Thursday, March 24, 2011

My Two Births

"A woman giving birth to a child has pain because her time has come; but when her baby is born she forgets the anguish because of her joy that a child is born into the world."  (John 16:21)

So, I'm not sure that my mother has forgotten the anguish experienced through my birth, but I do know her and I hold many joyous memories.  Now that I am a mom, I view mine much different.  Much pity goes to her for my 'bratty' times and the attitude dealt often.  She loved me anyway.  Thank you mom for accepting me as your daughter and loving unconditionally.  Props goes to my dad as well.  He had to work very hard to love me.  My attitude with him was extreme.  Thanks dad for not giving up on me and loving me through the rough times.  I love you both.
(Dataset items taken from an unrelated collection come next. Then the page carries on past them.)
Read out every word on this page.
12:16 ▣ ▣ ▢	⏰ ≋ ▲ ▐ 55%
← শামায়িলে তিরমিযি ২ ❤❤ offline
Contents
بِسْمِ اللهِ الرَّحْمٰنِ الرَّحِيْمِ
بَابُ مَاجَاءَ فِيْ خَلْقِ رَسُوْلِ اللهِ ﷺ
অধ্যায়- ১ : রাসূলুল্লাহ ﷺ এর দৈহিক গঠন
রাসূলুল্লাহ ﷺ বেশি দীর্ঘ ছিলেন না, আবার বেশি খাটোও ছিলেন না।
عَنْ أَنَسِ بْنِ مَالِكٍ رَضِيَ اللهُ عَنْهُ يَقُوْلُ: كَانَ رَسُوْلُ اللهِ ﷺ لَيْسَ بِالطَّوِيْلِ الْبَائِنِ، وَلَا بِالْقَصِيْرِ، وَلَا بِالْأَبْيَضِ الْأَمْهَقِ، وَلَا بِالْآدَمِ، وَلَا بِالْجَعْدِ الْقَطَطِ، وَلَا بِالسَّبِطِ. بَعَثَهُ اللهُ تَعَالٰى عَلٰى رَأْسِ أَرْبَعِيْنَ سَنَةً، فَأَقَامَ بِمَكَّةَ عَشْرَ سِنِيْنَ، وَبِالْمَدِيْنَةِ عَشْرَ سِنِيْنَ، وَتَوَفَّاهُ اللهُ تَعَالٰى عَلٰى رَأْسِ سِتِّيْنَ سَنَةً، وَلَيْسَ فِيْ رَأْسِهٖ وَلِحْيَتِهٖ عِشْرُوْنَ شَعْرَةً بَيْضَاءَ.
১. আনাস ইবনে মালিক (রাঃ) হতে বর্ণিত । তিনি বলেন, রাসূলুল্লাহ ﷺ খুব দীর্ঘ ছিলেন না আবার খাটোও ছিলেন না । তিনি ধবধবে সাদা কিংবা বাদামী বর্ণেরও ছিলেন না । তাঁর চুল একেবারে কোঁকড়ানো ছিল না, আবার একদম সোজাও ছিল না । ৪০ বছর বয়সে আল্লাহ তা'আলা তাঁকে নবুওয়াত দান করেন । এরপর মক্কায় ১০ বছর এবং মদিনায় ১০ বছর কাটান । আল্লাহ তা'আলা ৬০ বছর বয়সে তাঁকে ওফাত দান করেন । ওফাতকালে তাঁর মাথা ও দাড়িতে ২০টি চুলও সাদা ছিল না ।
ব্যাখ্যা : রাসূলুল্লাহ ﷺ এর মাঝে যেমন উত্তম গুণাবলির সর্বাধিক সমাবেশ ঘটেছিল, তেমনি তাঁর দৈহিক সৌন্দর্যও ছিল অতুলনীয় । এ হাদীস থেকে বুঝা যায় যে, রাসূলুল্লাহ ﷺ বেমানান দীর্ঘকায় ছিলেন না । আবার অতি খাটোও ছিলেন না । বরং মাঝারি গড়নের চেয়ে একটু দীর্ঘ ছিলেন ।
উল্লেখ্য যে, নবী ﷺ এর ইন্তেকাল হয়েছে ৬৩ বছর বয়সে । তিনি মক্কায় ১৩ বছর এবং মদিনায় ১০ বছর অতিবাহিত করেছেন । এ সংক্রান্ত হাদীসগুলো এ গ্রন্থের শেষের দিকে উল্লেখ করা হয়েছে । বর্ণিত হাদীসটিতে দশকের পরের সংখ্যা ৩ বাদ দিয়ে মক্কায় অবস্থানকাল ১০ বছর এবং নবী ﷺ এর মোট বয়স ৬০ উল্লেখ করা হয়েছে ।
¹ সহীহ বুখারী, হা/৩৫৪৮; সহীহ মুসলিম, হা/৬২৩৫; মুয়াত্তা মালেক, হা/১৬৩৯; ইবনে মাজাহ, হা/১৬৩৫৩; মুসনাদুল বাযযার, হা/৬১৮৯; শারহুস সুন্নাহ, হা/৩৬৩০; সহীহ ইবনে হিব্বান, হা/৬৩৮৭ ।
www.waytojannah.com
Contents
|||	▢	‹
“Suppose one of you has a hundred sheep and loses one of them. Doesn’t he leave the ninety-nine in the open country and go after the lost sheep until he finds it?  And when he finds it, he joyfully puts it on his shoulders  and goes home. Then he calls his friends and neighbors together and says, ‘Rejoice with me; I have found my lost sheep.’  I tell you that in the same way there will be more rejoicing in heaven over one sinner who repents than over ninety-nine righteous persons who do not need to repent."  (Luke 15:4-7)

God sees each of His Children as worthy.  Wow, was I a lost sheep.  God cared so much about little ole' me that He did not give up and found me.  He gave me strength to break free from bondage to a sinful life.  My chains are gone.  Thank you God for accepting me as your daughter and loving unconditionally.  
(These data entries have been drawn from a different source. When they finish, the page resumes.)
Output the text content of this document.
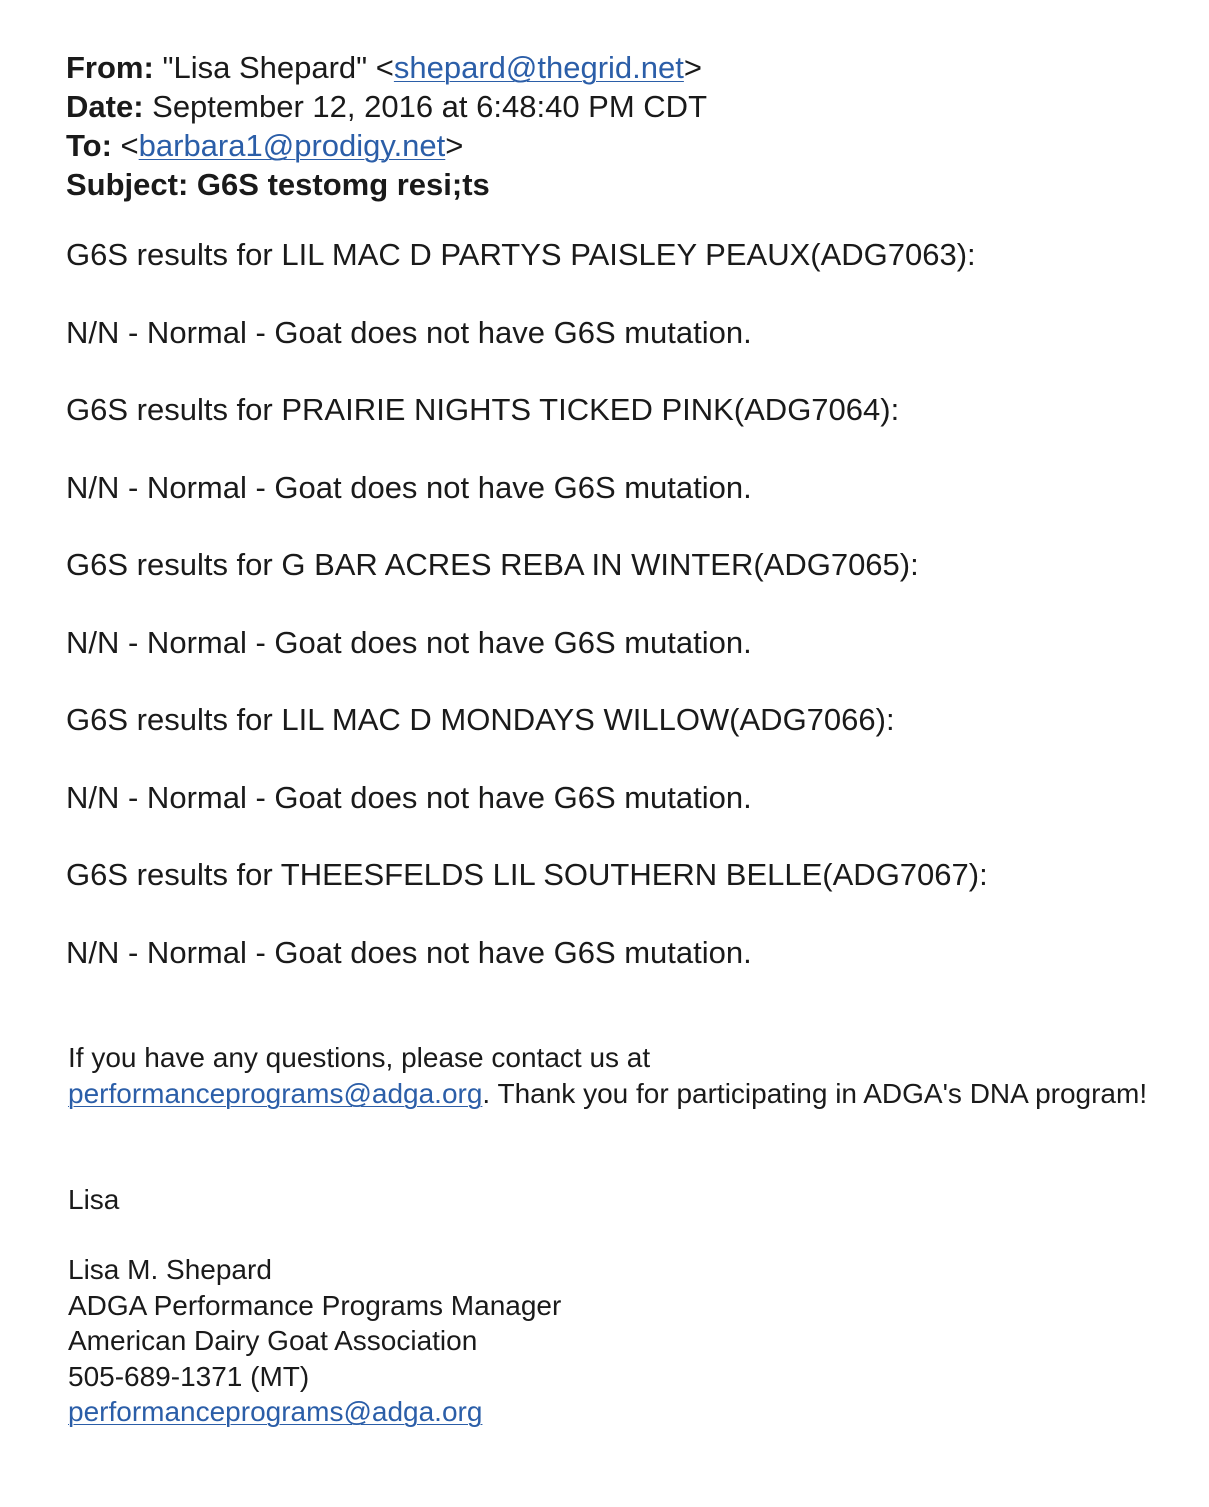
From: "Lisa Shepard" <shepard@thegrid.net>
Date: September 12, 2016 at 6:48:40 PM CDT
To: <barbara1@prodigy.net>
Subject: G6S testomg resi;ts

G6S results for LIL MAC D PARTYS PAISLEY PEAUX(ADG7063):

N/N - Normal - Goat does not have G6S mutation.

G6S results for PRAIRIE NIGHTS TICKED PINK(ADG7064):

N/N - Normal - Goat does not have G6S mutation.

G6S results for G BAR ACRES REBA IN WINTER(ADG7065):

N/N - Normal - Goat does not have G6S mutation.

G6S results for LIL MAC D MONDAYS WILLOW(ADG7066):

N/N - Normal - Goat does not have G6S mutation.

G6S results for THEESFELDS LIL SOUTHERN BELLE(ADG7067):

N/N - Normal - Goat does not have G6S mutation.

If you have any questions, please contact us at
performanceprograms@adga.org. Thank you for participating in ADGA's DNA program!

Lisa
Lisa M. Shepard
ADGA Performance Programs Manager
American Dairy Goat Association
505-689-1371 (MT)
performanceprograms@adga.org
God will find all His lost sheep.  Like a shepherd with his herd.  We (sheep) must be willing to follow God and accept Jesus as our Lord and Savior.  Our born again life is amazing.  God is Awesome!  

God thank you for this day.  Thank you for providing so many blessings.  I am overflowing.  I pray I can continue on the straight path and stay obedient.  I love You.

Keep praying harder than the devil can work.